Let " m " be the mass of the proton and "q" is the charge of the proton.

As we know the deuteron is have twice the mass of the proton.

and the α  particle is having four times the mass of the proton and twice the charge of the proton.

As we know that momentum is written as;

p = mv ⇒v = \(\frac{p}{m}\)

For proton we have;

 \(v_p = \frac{p}{m_p}\)  -----(1)

For deuteron we have;

\(v_D = \frac{p}{m_D}\)

⇒ \(v_D = \frac{p}{2 m_p}\)    ----(2)

and for \(α\) particle we have;

\(v_{α} = \frac{p}{m_{α}}\)

⇒ \(v_{α} = \frac{p}{4m_{p}}\)   ----(3)

Now, take the ratio of equations (1), (2), and (3) we have;

\(v_p: v_D: v_{α} = 1 : \frac{1}{2} : \frac{1}{4}\)

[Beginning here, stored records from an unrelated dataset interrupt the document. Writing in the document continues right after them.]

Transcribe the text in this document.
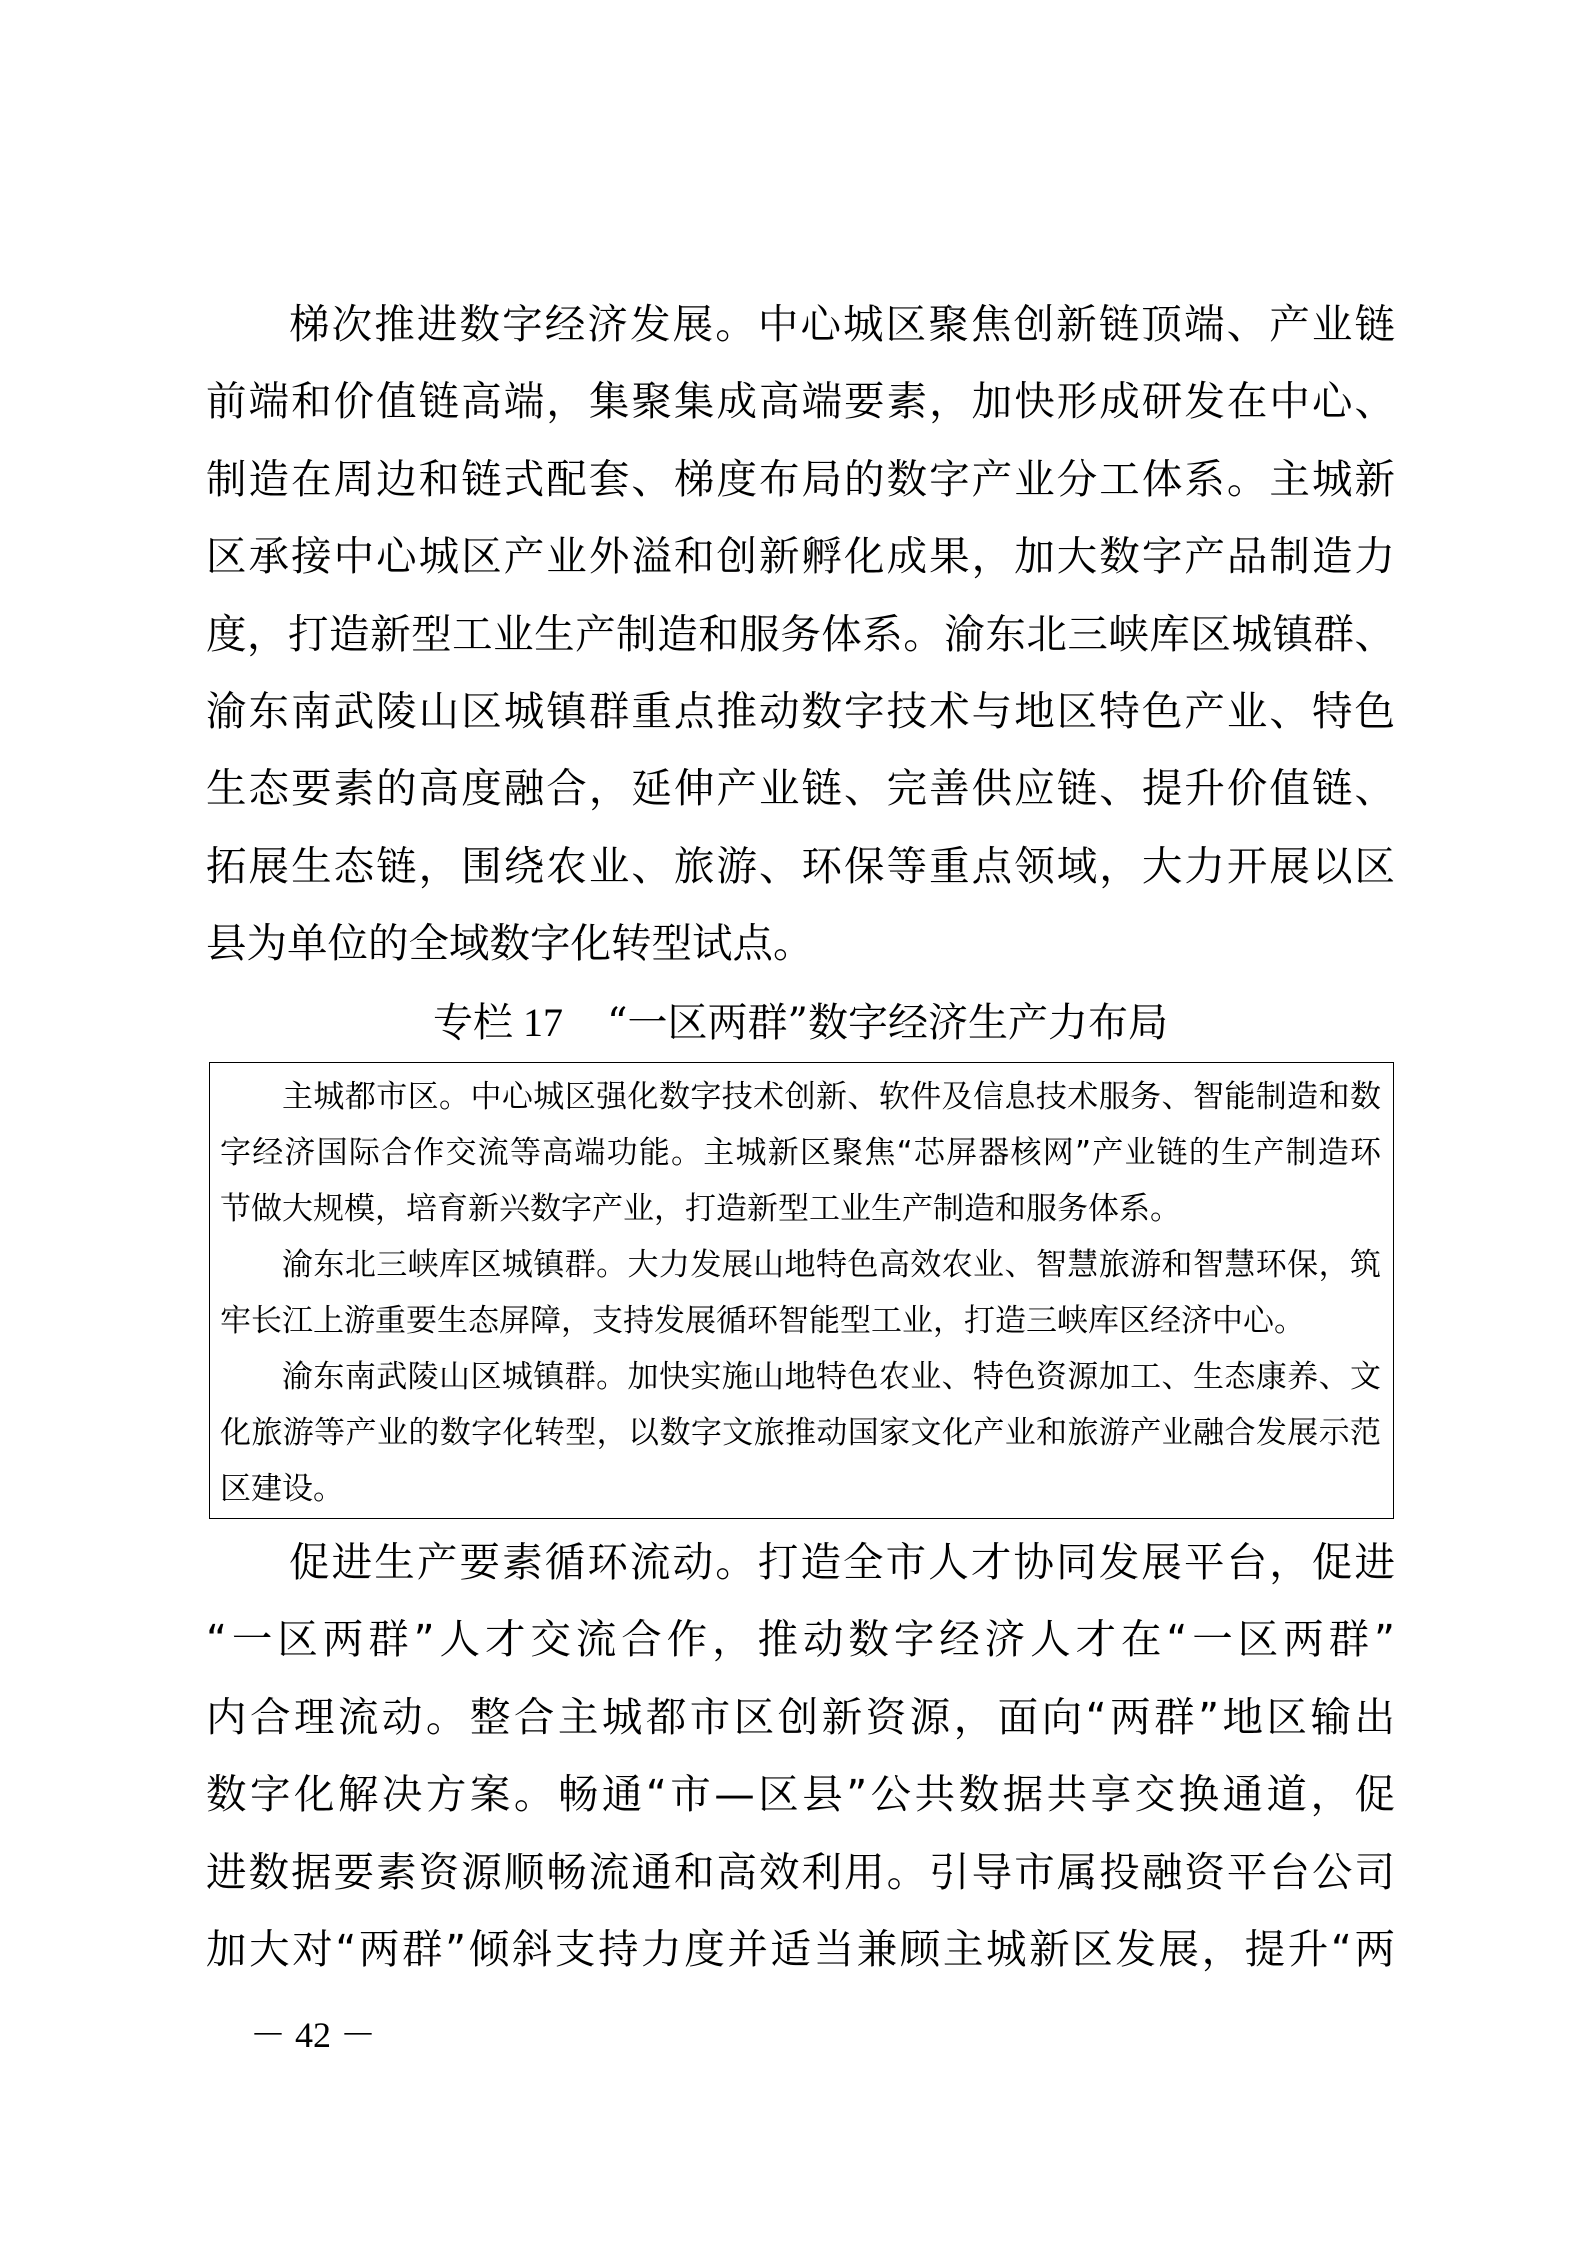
梯次推进数字经济发展。中心城区聚焦创新链顶端、产业链
前端和价值链高端，集聚集成高端要素，加快形成研发在中心、
制造在周边和链式配套、梯度布局的数字产业分工体系。主城新
区承接中心城区产业外溢和创新孵化成果，加大数字产品制造力
度，打造新型工业生产制造和服务体系。渝东北三峡库区城镇群、
渝东南武陵山区城镇群重点推动数字技术与地区特色产业、特色
生态要素的高度融合，延伸产业链、完善供应链、提升价值链、
拓展生态链，围绕农业、旅游、环保等重点领域，大力开展以区
县为单位的全域数字化转型试点。
专栏 17 “一区两群”数字经济生产力布局
主城都市区。中心城区强化数字技术创新、软件及信息技术服务、智能制造和数
字经济国际合作交流等高端功能。主城新区聚焦“芯屏器核网”产业链的生产制造环
节做大规模，培育新兴数字产业，打造新型工业生产制造和服务体系。
渝东北三峡库区城镇群。大力发展山地特色高效农业、智慧旅游和智慧环保，筑
牢长江上游重要生态屏障，支持发展循环智能型工业，打造三峡库区经济中心。
渝东南武陵山区城镇群。加快实施山地特色农业、特色资源加工、生态康养、文
化旅游等产业的数字化转型，以数字文旅推动国家文化产业和旅游产业融合发展示范
区建设。
促进生产要素循环流动。打造全市人才协同发展平台，促进
“一区两群”人才交流合作，推动数字经济人才在“一区两群”
内合理流动。整合主城都市区创新资源，面向“两群”地区输出
数字化解决方案。畅通“市—区县”公共数据共享交换通道，促
进数据要素资源顺畅流通和高效利用。引导市属投融资平台公司
加大对“两群”倾斜支持力度并适当兼顾主城新区发展，提升“两
－ 42 －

⇒ \(v_p: v_D: v_{α }\) = 4 ∶ 2 ∶ 1

Now, the magnetic force is written as;

F = qvB

and we know v = \(\frac{p}{m}\)

∴ F = \( \frac{qpB}{m}\)

Now, for proton we have;

\(F_{p} = \frac{q_p p B}{m_p}\)   ----(4)

For Deuteron we have;

\(F_{D} = \frac{q_D p B}{m_D}\)

⇒ \(F_{D} = \frac{q_p p B}{2m_p}\)   ----(5)

and for α particle we have;

\(F_{α} = \frac{q_{α} p B}{m_{α}}\)

⇒ \(F_{α} = \frac{2q_{p} p B}{4m_{p}}\)

⇒ \(F_{α} = \frac{q_{p} p B}{2m_{p}}\)    ----(6)

The ratio of equations (4), (5), and (6) we have;

\(F_p : F_D :F_{α} = \frac{q_{p} p B}{m_{p}}: \frac{q_{p} p B}{2m_{p}}: \frac{q_{p} p B}{2m_{p}}\)

⇒ \(F_p : F_D :F_{α} = 1 : \frac{1}{2} : \frac{1}{2}\)

⇒ \(F_p : F_D :F_{α} \) = 2 ∶ 1 ∶ 1

Hence, option 1) is the correct answer.